What Changes When Moving From llama.cpp
graph TD
A[Ollama 0.18以前] --> B[llama.cpp / GGML]
B --> C[Metal経由でGPU実行]
C --> D[Q4_K_M等のGGUF量子化]
E[Ollama 0.19] --> F[MLX]
F --> G[統合メモリ直接アクセス]
G --> H[NVFP4 / int4量子化]
F --> I[M5 Neural Accelerator対応]
style A fill:#f5f5f5,stroke:#999
style E fill:#f5f5f5,stroke:#999
style F fill:#e8f5e9,stroke:#4caf50
style I fill:#e3f2fd,stroke:#2196f3
Currently supported models are limited. In this preview stage, the target is Qwen3.5-35B-A3B, and they plan to broaden architecture coverage over time. An import feature for custom models is also on the roadmap.

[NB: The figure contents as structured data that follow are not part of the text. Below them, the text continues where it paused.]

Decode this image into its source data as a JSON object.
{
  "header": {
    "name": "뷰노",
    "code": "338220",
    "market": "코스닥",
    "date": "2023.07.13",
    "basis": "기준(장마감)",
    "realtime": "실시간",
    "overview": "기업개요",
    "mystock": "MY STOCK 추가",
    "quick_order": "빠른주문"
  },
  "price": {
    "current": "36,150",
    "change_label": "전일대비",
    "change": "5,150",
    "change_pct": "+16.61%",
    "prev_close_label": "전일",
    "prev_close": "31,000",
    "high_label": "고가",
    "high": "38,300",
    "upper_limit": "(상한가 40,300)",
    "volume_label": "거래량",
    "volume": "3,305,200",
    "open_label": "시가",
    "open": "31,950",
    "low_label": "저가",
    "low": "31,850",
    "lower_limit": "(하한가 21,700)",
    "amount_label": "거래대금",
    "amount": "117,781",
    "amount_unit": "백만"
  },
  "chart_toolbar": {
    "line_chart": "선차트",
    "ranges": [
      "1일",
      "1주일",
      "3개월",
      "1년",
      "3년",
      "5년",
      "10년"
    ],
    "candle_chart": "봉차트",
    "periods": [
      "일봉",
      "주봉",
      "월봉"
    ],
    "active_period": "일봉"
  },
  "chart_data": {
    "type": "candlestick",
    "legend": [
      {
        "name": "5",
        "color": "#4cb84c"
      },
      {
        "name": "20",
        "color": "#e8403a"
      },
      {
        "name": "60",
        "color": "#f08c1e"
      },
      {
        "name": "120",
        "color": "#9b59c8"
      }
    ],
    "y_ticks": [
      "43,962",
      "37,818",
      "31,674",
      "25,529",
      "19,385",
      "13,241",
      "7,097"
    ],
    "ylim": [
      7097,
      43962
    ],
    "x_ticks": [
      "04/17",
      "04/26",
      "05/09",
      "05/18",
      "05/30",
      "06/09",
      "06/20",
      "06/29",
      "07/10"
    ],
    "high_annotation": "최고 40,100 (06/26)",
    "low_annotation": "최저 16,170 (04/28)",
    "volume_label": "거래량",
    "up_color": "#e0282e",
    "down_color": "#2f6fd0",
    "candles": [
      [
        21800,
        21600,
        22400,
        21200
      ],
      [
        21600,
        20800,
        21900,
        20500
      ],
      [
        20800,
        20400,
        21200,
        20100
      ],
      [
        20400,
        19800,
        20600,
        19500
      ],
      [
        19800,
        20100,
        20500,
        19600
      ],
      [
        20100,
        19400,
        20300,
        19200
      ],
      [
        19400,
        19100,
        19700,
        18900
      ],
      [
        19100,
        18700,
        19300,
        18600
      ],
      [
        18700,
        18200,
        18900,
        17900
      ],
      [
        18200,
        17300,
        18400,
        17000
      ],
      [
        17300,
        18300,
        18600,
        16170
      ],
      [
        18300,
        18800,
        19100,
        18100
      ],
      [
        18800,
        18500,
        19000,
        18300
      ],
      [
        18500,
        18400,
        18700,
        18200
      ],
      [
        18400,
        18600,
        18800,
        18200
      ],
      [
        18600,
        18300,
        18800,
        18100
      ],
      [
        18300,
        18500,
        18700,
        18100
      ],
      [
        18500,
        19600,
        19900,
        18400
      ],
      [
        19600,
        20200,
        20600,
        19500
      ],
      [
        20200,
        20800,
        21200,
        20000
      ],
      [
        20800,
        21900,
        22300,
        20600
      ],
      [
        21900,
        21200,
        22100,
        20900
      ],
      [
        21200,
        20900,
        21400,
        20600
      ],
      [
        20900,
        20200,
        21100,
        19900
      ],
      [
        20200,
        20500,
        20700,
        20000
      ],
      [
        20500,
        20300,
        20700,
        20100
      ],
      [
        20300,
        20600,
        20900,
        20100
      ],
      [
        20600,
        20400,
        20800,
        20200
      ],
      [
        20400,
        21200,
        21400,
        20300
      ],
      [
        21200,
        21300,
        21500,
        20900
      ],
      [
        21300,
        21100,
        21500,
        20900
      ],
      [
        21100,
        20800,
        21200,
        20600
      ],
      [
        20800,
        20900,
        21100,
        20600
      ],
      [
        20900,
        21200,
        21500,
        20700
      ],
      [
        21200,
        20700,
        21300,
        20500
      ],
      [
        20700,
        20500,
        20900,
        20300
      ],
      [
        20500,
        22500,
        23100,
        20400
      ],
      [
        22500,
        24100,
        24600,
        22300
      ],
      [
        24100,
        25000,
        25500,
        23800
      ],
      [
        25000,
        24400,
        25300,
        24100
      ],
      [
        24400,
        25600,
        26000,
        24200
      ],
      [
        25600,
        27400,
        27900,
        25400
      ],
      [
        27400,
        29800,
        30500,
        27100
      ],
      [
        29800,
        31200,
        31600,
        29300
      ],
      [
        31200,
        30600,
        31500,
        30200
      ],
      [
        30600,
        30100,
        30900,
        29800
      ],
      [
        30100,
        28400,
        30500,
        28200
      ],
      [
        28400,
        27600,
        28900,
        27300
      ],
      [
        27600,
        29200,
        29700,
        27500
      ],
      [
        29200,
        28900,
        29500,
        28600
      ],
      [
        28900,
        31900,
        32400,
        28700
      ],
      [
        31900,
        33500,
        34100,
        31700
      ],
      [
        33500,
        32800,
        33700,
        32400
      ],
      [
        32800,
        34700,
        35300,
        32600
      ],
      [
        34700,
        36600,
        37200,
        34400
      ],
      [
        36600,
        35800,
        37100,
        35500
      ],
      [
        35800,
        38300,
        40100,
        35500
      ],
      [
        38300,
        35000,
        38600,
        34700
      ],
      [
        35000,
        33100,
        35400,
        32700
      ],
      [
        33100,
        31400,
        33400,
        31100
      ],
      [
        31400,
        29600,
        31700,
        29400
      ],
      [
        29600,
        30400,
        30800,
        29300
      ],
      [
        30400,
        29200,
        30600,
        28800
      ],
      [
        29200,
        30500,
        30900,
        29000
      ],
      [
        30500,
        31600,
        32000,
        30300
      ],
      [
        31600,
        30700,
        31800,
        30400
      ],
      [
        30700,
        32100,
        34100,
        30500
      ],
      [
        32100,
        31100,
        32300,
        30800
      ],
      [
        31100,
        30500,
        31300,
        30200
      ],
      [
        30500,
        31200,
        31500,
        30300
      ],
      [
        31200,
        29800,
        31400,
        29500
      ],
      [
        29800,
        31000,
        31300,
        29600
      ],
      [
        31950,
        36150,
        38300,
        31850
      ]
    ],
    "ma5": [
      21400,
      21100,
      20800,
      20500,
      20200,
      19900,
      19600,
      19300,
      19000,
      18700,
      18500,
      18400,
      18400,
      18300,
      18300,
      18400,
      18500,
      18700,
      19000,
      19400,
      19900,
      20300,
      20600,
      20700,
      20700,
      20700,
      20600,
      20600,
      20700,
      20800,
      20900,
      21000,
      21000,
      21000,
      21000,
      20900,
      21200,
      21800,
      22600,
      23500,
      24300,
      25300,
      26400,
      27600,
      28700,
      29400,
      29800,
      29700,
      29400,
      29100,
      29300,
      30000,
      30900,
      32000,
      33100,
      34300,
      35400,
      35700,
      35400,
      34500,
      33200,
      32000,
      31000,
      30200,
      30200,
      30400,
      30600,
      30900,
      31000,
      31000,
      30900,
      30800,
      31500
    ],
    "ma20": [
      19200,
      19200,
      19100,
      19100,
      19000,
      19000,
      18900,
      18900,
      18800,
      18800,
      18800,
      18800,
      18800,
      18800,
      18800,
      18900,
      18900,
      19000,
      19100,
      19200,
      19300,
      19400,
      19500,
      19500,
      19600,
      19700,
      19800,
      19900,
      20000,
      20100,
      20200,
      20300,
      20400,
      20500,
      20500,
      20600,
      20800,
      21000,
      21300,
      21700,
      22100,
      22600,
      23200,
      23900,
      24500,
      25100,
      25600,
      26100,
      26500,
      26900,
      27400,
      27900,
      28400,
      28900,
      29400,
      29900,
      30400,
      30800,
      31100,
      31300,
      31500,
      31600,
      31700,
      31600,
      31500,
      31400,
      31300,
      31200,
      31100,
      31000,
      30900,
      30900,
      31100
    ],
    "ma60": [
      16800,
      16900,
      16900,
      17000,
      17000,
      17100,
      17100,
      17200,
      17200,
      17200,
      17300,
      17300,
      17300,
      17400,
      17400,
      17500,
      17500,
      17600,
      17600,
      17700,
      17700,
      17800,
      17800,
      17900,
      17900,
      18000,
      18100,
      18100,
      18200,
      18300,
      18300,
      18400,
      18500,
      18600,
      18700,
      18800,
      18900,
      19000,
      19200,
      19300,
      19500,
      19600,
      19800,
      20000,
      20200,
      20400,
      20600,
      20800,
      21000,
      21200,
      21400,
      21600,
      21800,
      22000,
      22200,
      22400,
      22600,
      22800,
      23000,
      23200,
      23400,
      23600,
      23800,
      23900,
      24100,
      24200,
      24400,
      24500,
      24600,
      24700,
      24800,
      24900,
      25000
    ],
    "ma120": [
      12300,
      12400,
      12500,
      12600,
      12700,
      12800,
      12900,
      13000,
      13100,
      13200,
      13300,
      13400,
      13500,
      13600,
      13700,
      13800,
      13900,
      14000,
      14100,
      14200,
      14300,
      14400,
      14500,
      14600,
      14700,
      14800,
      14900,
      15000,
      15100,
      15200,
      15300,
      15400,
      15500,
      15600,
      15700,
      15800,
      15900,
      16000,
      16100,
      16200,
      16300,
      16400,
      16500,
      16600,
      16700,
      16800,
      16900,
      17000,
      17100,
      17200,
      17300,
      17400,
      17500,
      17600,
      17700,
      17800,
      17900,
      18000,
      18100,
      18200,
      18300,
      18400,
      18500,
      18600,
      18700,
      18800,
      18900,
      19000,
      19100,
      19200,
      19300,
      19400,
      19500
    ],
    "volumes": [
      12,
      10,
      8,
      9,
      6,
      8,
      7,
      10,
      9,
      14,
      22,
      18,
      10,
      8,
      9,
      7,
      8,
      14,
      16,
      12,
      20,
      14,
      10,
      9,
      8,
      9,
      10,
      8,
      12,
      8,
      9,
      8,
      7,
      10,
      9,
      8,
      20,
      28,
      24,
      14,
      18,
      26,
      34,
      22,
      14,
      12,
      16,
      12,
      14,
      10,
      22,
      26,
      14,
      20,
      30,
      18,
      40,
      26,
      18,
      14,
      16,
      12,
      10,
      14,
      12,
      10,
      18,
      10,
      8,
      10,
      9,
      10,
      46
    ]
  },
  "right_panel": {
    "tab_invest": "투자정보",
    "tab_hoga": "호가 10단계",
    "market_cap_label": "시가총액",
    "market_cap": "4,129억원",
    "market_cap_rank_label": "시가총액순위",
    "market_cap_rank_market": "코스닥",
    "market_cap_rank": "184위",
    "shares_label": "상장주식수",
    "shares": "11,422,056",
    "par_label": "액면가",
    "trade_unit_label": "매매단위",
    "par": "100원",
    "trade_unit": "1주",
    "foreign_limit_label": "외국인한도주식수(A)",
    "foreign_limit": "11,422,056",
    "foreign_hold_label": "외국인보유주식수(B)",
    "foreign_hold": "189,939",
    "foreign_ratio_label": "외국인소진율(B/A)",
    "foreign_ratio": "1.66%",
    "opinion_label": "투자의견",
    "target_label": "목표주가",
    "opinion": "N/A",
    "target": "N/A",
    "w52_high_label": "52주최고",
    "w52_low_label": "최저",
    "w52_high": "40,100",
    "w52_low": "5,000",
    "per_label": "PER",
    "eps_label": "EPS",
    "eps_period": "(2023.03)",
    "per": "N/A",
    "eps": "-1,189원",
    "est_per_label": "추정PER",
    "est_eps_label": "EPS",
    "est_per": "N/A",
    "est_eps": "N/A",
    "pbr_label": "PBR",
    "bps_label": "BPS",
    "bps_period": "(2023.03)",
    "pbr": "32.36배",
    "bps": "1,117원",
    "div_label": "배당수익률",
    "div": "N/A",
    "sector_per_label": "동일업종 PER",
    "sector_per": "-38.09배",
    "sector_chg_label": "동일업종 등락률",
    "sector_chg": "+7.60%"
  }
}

This stands in contrast to the approach covered in the Flash‑MoE article, which used hand‑written Metal shaders to cram a 397B model into a 48GB machine. Flash‑MoE focuses on “running models that don’t fit” via SSD streaming, while Ollama’s move to MLX optimizes for “running models that fit, faster.”
Setup
A Mac with 32GB or more of unified memory is required.
# Claude Codeで使う場合
ollama launch claude --model qwen3.5:35b-a3b-coding-nvfp4
# OpenClawで使う場合
ollama launch openclaw --model qwen3.5:35b-a3b-coding-nvfp4
# チャットで使う場合
ollama run qwen3.5:35b-a3b-coding-nvfp4
ollama launch is a command that connects the model to the specified application: under the hood it starts the Ollama server, loads the model, and passes an endpoint to the target app. In existing setups like building a RAG helpdesk with Ollama, you should be able to benefit from MLX simply by updating Ollama itself (as model coverage expands).
On Apple Silicon, options for local LLM inference now include llama.cpp’s Metal backend, PyTorch’s MPS backend, and MLX‑native.